Adwayawarman was the father of King Adityawarman of Malayapura kingdom (now in West Sumatra province, Indonesia) as mentioned in the Kuburajo I Inscription. His alias name was Adwayadwaja, as he was called in the Bukit Gombak Inscription.

Historian Slamet Muljana suspected that Adwayawarman was also the same person as Adwayabrahma, who was mentioned in the Padang Roco Inscription. Adwayabrahma was the name of one of the Javanese high officials (Rakryan Mahamantri) of the Singhasari kingdom, who was sent to transport the statue of Amoghapasha to the Dharmasraya kingdom. If this notion is right, Adityawarman was a king of Malayo-Javanese mixed blood.

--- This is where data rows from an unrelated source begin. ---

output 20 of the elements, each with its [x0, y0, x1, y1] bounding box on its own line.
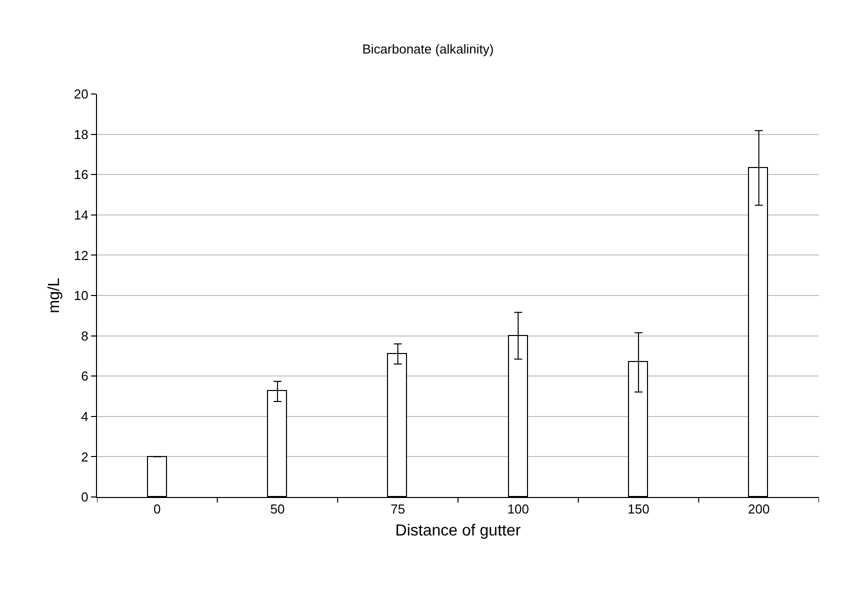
chart-title: Bicarbonate (alkalinity) — [362, 41, 494, 56]
y-tick-label: 12 — [74, 248, 88, 263]
x-tick-label: 150 — [628, 502, 650, 517]
y-tick-label: 18 — [74, 126, 88, 142]
y-axis-title: mg/L — [46, 278, 63, 314]
y-tick-label: 14 — [74, 207, 88, 222]
x-tick-label: 200 — [748, 502, 770, 517]
y-tick-label: 0 — [81, 490, 88, 505]
x-tick-label: 0 — [154, 502, 161, 517]
x-tick-label: 75 — [390, 502, 406, 517]
x-tick-label: 50 — [270, 502, 285, 517]
y-tick-label: 8 — [81, 328, 88, 344]
y-tick-label: 10 — [74, 288, 88, 304]
x-tick-label: 100 — [507, 502, 530, 517]
y-tick-label: 2 — [81, 449, 88, 464]
x-axis-title: Distance of gutter — [395, 522, 522, 540]
y-tick-label: 20 — [74, 86, 88, 102]
y-tick-label: 6 — [81, 368, 88, 384]
y-tick-label: 4 — [81, 408, 88, 424]
y-tick-label: 16 — [74, 167, 88, 182]
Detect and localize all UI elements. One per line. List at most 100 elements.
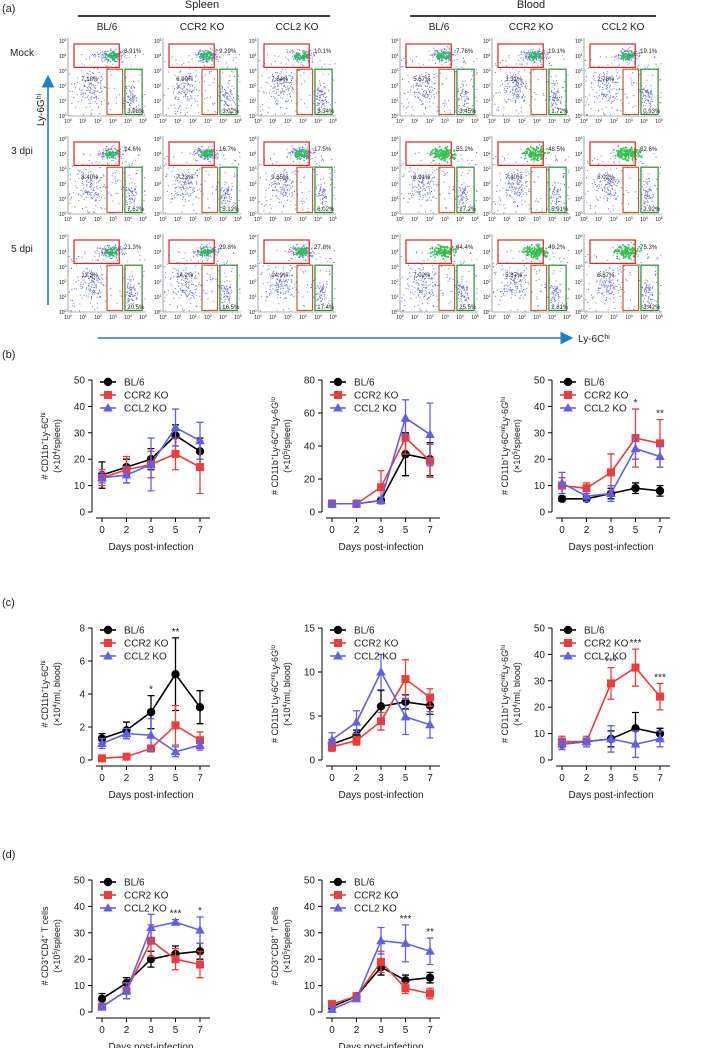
flow-y-tick-label-part: 4 xyxy=(65,53,67,57)
flow-x-tick-label: 101 xyxy=(411,216,419,223)
flow-y-tick-label-part: 10 xyxy=(59,99,65,105)
flow-x-tick-label-part: 0 xyxy=(260,216,262,220)
x-axis-label: Days post-infection xyxy=(108,1042,193,1048)
marker xyxy=(171,449,180,458)
flow-x-tick-label-part: 5 xyxy=(661,216,663,220)
line-chart: (b) 0 10 20 30 40 50 0 2 3 5 7 Days post-infection # … xyxy=(2,349,210,553)
flow-x-tick-label: 100 xyxy=(254,216,262,223)
flow-x-tick-label-part: 0 xyxy=(402,216,404,220)
flow-x-tick-label-part: 10 xyxy=(189,315,195,321)
y-axis-label-part: Ly-6G xyxy=(270,650,280,674)
flow-x-tick-label-part: 10 xyxy=(269,119,275,125)
gate-label: 16.5% xyxy=(222,305,240,311)
flow-x-tick-label-part: 2 xyxy=(195,118,197,122)
y-tick-label: 10 xyxy=(74,981,86,992)
gate-brown xyxy=(106,166,124,214)
flow-y-tick-label-part: 0 xyxy=(255,211,257,215)
x-tick-label: 2 xyxy=(124,1025,130,1036)
flow-y-tick-label: 105 xyxy=(483,234,491,241)
flow-y-tick-label-part: 10 xyxy=(154,310,160,316)
flow-y-tick-label-part: 2 xyxy=(581,83,583,87)
gate-green xyxy=(456,264,475,312)
y-axis-label-part: Ly-6C xyxy=(40,665,50,689)
y-tick-label: 20 xyxy=(74,955,86,966)
flow-x-tick-label-part: 5 xyxy=(335,216,337,220)
y-axis-label-part: /ml, blood) xyxy=(52,662,62,704)
y-axis-label-part: /ml, blood) xyxy=(282,662,292,704)
flow-x-tick-label-part: 1 xyxy=(85,216,87,220)
marker xyxy=(122,752,131,761)
flow-y-tick-label-part: 5 xyxy=(160,136,162,140)
flow-y-tick-label-part: 1 xyxy=(489,98,491,102)
flow-y-tick-label: 102 xyxy=(249,83,257,90)
flow-y-tick-label: 103 xyxy=(59,68,67,75)
flow-y-tick-label-part: 10 xyxy=(483,295,489,301)
x-tick-label: 7 xyxy=(657,525,663,536)
flow-x-tick-label-part: 10 xyxy=(79,315,85,321)
y-axis-label: (×104/spleen) xyxy=(52,419,63,473)
marker xyxy=(121,728,132,738)
flow-y-tick-label-part: 10 xyxy=(391,280,397,286)
x-axis-label: Days post-infection xyxy=(108,542,193,553)
flow-y-tick-label-part: 1 xyxy=(160,294,162,298)
marker xyxy=(607,468,615,477)
flow-x-tick-label: 103 xyxy=(625,216,633,223)
flow-dots-dense xyxy=(429,244,459,260)
flow-x-tick-label-part: 10 xyxy=(533,315,539,321)
flow-x-tick-label-part: 2 xyxy=(524,314,526,318)
flow-y-tick-label-part: 1 xyxy=(65,98,67,102)
flow-y-tick-label-part: 10 xyxy=(483,280,489,286)
flow-dots xyxy=(493,48,569,116)
flow-y-tick-label-part: 10 xyxy=(483,137,489,143)
gate-label: 29.8% xyxy=(219,245,237,251)
column-title: BL/6 xyxy=(429,22,450,33)
gate-label: 6.02% xyxy=(317,207,335,213)
y-tick-label: 40 xyxy=(304,902,316,913)
flow-y-tick-label: 104 xyxy=(59,249,67,256)
flow-y-tick-label-part: 4 xyxy=(65,151,67,155)
y-tick-label: 20 xyxy=(534,455,546,466)
flow-y-tick-label-part: 4 xyxy=(255,151,257,155)
marker xyxy=(97,1001,107,1011)
flow-x-tick-label-part: 5 xyxy=(661,314,663,318)
marker xyxy=(581,491,592,500)
flow-x-tick-label: 104 xyxy=(456,314,464,321)
flow-x-tick-label-part: 10 xyxy=(396,315,402,321)
flow-y-tick-label: 104 xyxy=(575,53,583,60)
gate-label: 14.6% xyxy=(124,147,142,153)
flow-x-tick-label: 102 xyxy=(518,118,526,125)
flow-y-tick-label-part: 4 xyxy=(65,249,67,253)
y-axis-label-part: 5 xyxy=(282,951,289,955)
flow-y-tick-label-part: 5 xyxy=(397,234,399,238)
flow-y-tick-label-part: 10 xyxy=(249,295,255,301)
y-axis-label-part: + xyxy=(40,934,47,938)
gate-label: 7.18% xyxy=(81,77,99,83)
y-tick-label: 10 xyxy=(304,981,316,992)
legend-label: BL/6 xyxy=(584,626,605,637)
marker xyxy=(103,651,113,660)
marker xyxy=(400,412,411,422)
marker xyxy=(557,494,567,503)
flow-x-tick-label: 102 xyxy=(426,216,434,223)
flow-y-tick-label-part: 10 xyxy=(391,137,397,143)
y-tick-label: 50 xyxy=(534,376,546,387)
y-axis-label: (×105/spleen) xyxy=(282,919,293,973)
flow-y-tick-label-part: 3 xyxy=(581,68,583,72)
flow-x-tick-label: 100 xyxy=(159,118,167,125)
y-axis-label: # CD11b+Ly-6Chi xyxy=(40,660,51,727)
marker xyxy=(146,730,156,739)
flow-x-tick-label-part: 4 xyxy=(225,118,227,122)
legend-label: CCR2 KO xyxy=(354,391,399,402)
flow-y-tick-label-part: 4 xyxy=(160,249,162,253)
flow-y-tick-label-part: 10 xyxy=(391,212,397,218)
flow-y-tick-label-part: 3 xyxy=(581,264,583,268)
gate-red xyxy=(497,239,544,264)
flow-y-tick-label: 103 xyxy=(391,68,399,75)
flow-plot: 53.2%6.91%27.2%1001001011011021021031031… xyxy=(391,136,479,223)
marker xyxy=(401,984,410,993)
gate-label: 12.3% xyxy=(81,273,99,279)
flow-x-tick-label-part: 5 xyxy=(569,216,571,220)
flow-x-tick-label-part: 10 xyxy=(548,119,554,125)
flow-x-tick-label-part: 10 xyxy=(109,315,115,321)
flow-y-tick-label: 101 xyxy=(575,196,583,203)
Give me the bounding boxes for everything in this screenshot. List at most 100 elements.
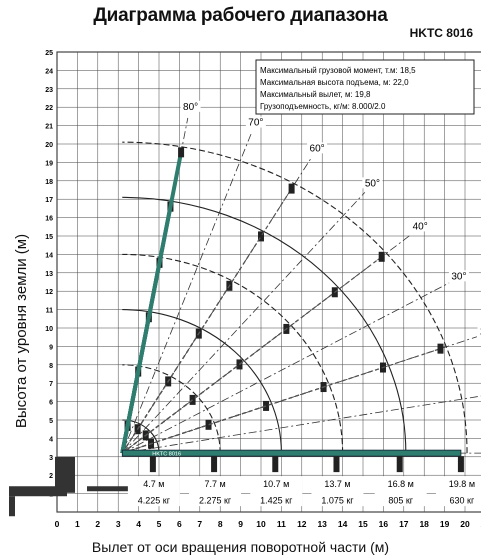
angle-label: 20° <box>480 327 481 338</box>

It was told in the Javanese chronicle Pararaton (Book of Kings) that Dara Jingga, one of the Malay princesses who was brought back to Java with the Pamalayu expedition, was married to a Javanese nobleman (alaki Dewa). His son was called Tuhan Janaka or Sri Marmadewa, who finally reigned in Sumatra with the title Aji Mantrolot. However, there are no other explicit historical sources that can be used to confirm that the Dewa was Adwayawarman, or that his son Tuhan Janaka (or Sri Marmadewa, Aji Mantrolot) was indeed Adityawarman.